# Engine Lubrication?



## jjb727 (Apr 13, 2012)

How often should the locomotives (steam/diesel) be lubricated? I waned to learn how to do it, but I don't see very many youtube videos showing people like me how. I don't want to over do it and I certainly don't want to make mistakes. Thanks


----------



## shaygetz (Sep 23, 2007)

Once a year is usually enough...a very small drop at each axle bearing point (if metal to metal) and at each shaft bearing on the motor. A dab of light grease on the gears...make sure all lubricants are plastic compatible. The black plastic found at some bearing points is Delrin and needs no oil. A complete tear down is only necessary for very heavily used engines and shelf queens that see little run time.


----------



## Pfunmo (Feb 21, 2013)

Shay touches lightly on something that is often overlooked. Lots of us have found how hard it is on things like weedeaters if they are not used now and then. Same goes for model engines. Given a choice of an engine that has been run twice a year and an engine that has been on the shelf for years, I want the one that runs now and then. The grease and tiny amounts of oil get moved around and do their job much better than just setting still. 
Go very lightly on the oil and grease but run things once in a while also. Too much grease can get into the wrong spots and really be a pain. Electrical contact points are a spot to keep clean!


----------



## union pacific 844 (Jan 29, 2013)

is once a month over kill then ?


----------



## fs2k4pilot (Jan 5, 2013)

Perhaps, but it really depends on the amount of usage each loco gets.


----------



## jjb727 (Apr 13, 2012)

Anyone who knows current bachmann steam engine models, please let me know how to lubricate the following:

Bachmann Locos
1. 4-8-4 DCC on-board SF Northern
2. 4-8-4 DCC on-board Southern Pacific GS6 
3. 0-6-0 DC UP switcher
4- Two 4-4-0 Americans (UP and PRR)
5. NS GP50 High hood
6. UP F7A
8. Alaska RR (dont remember the engine model, but it comes with the McKinley Explorer set)

Life-Like:
1. Two SF GP38-2 High hoods
2. One UP GP38-2 High hood
Note: All 3 only have 1 power pick-up truck

Athearn:
1. SF yellow bonnet F7A
2. NVRR F7A
3. SP F7A

Walthers:
1. GP-38's (Burlington Northern, Santa Fe)


----------



## Pfunmo (Feb 21, 2013)

I would say once a month is most likely overkill. Unless one has an extreme like a show engine running pretty much full time, once a month is lots of work and potential for damage that I would avoid. It's a judgment call of course but most of the time engines require less. Oil and grease does not dry out that quickly and taking the cover off that often does have some danger involved even if it only involves rubbing the paint off! 
I would go for a once yearly , thorough job.


----------



## VESUVIO (Feb 11, 2013)

WOuld it be possible to illustrate the lubrication points with pictures? 
Thank you


----------



## DonR (Oct 18, 2012)

JJB

I can tell you how to lube the Bachmann F7..only

Look at the truck cover ends. You'll see a square that
locks over a small tab. Carefully pry this off at one end
and it will lift off. Apply just a dab of plastic friendly grease.
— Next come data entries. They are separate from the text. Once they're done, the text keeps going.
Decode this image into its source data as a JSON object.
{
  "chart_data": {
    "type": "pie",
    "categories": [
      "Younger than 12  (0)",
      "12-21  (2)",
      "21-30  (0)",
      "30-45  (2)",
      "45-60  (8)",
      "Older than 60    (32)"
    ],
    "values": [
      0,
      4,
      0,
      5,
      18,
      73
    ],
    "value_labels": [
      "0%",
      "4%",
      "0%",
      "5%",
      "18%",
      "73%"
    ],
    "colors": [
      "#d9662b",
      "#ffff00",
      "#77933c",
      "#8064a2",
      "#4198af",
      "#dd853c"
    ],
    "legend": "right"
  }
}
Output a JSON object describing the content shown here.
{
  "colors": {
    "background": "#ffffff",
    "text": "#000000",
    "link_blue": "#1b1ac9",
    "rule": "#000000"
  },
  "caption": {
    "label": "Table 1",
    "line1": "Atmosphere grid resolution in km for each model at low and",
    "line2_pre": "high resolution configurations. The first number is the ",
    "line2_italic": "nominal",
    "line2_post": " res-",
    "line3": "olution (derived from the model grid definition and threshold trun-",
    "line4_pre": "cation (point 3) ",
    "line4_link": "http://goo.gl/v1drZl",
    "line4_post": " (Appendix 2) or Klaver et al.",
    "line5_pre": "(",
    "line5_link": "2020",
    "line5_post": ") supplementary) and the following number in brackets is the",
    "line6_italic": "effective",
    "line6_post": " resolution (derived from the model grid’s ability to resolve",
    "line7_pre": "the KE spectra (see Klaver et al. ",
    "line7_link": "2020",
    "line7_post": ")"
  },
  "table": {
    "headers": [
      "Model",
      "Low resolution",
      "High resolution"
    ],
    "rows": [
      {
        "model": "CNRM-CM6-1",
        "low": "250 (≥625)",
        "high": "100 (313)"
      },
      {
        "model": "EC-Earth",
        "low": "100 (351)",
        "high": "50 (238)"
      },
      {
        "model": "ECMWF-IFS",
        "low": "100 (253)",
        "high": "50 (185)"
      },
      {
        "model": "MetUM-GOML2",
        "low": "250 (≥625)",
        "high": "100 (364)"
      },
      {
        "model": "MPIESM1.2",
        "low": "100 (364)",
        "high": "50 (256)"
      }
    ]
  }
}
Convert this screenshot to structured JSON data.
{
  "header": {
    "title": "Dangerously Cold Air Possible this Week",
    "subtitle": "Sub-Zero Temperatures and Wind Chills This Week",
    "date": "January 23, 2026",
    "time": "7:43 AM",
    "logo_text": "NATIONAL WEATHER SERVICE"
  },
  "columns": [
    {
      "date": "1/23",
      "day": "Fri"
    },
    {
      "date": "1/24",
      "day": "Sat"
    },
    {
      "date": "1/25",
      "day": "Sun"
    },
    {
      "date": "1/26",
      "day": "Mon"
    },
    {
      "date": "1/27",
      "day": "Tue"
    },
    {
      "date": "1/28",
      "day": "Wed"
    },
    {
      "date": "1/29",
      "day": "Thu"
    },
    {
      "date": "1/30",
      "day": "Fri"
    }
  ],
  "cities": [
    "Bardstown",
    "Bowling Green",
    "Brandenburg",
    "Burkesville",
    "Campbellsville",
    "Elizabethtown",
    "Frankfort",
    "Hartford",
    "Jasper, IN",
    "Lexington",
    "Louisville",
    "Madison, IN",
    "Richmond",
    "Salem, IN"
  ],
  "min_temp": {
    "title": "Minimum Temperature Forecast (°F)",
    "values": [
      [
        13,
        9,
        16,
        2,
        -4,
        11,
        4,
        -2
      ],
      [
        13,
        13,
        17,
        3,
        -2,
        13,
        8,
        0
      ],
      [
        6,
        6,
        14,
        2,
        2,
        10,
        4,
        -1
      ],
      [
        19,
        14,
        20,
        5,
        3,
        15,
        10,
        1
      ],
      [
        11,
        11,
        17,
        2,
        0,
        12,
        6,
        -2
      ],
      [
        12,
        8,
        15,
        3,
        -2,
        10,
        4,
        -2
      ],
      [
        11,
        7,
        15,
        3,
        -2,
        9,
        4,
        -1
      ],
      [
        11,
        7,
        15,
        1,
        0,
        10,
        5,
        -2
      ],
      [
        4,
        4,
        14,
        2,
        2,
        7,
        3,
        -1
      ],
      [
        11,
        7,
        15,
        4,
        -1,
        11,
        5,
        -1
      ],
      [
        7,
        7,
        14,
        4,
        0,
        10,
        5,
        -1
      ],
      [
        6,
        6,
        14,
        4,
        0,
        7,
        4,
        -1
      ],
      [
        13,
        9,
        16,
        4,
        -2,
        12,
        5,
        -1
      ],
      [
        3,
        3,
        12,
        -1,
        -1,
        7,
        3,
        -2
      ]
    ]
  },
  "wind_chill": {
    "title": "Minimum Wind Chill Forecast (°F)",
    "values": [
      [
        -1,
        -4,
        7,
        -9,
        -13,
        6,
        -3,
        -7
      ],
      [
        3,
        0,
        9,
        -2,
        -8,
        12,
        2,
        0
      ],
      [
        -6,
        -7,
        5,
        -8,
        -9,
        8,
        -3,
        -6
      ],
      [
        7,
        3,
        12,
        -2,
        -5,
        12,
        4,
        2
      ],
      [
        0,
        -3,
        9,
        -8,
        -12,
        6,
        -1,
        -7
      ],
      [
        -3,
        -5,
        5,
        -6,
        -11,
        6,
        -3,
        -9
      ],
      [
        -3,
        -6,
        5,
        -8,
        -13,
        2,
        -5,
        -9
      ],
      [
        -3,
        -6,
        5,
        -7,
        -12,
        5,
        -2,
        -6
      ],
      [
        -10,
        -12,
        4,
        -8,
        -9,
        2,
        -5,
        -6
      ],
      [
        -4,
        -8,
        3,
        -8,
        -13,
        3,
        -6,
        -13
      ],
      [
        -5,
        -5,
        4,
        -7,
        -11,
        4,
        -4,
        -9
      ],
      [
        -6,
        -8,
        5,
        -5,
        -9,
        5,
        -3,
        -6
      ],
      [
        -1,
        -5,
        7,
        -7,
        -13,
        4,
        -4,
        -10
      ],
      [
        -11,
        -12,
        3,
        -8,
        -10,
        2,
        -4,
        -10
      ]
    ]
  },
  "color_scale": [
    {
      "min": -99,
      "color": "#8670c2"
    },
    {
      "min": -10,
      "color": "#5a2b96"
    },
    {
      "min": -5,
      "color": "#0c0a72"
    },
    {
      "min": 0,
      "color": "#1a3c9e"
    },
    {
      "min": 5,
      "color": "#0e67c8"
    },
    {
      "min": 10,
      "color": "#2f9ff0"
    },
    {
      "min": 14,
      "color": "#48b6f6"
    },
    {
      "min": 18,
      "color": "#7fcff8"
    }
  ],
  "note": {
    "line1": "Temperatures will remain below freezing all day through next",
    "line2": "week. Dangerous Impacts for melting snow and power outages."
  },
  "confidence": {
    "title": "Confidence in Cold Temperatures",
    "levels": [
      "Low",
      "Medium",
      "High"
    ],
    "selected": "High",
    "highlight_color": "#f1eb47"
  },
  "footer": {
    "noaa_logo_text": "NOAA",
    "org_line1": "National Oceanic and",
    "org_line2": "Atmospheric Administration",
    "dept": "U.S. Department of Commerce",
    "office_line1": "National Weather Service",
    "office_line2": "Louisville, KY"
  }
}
To lube the motor you have to take off the shell. There are
2 screws in front and back of fuel tank (not the screws in the tank).
Remove these and you'll have access. Plastic friendly oil.

Don


----------



## dwarven1 (Oct 7, 2013)

shaygetz said:


> Once a year is usually enough...a very small drop at each axle bearing point (if metal to metal) and at each shaft bearing on the motor. A dab of light grease on the gears...make sure all lubricants are *plastic compatible.*


Do you have any specific recommendations for plastic compatible lubricants? I tend to use either Tri-Flow or BreakFree on my firearms; would either of those oils be too thick? As for grease... only grease I have is RIG grease... which, I'm thinking, may be too thick, too.



Pfunmo said:


> Shay touches lightly on something that is often overlooked. Lots of us have found how hard it is on things like *weedeaters *if they are not used now and then.


I'm new to the world of model trains - what is a "weedeater"? Never heard that phrase before. Other than in relation to garden equipment, that is.


----------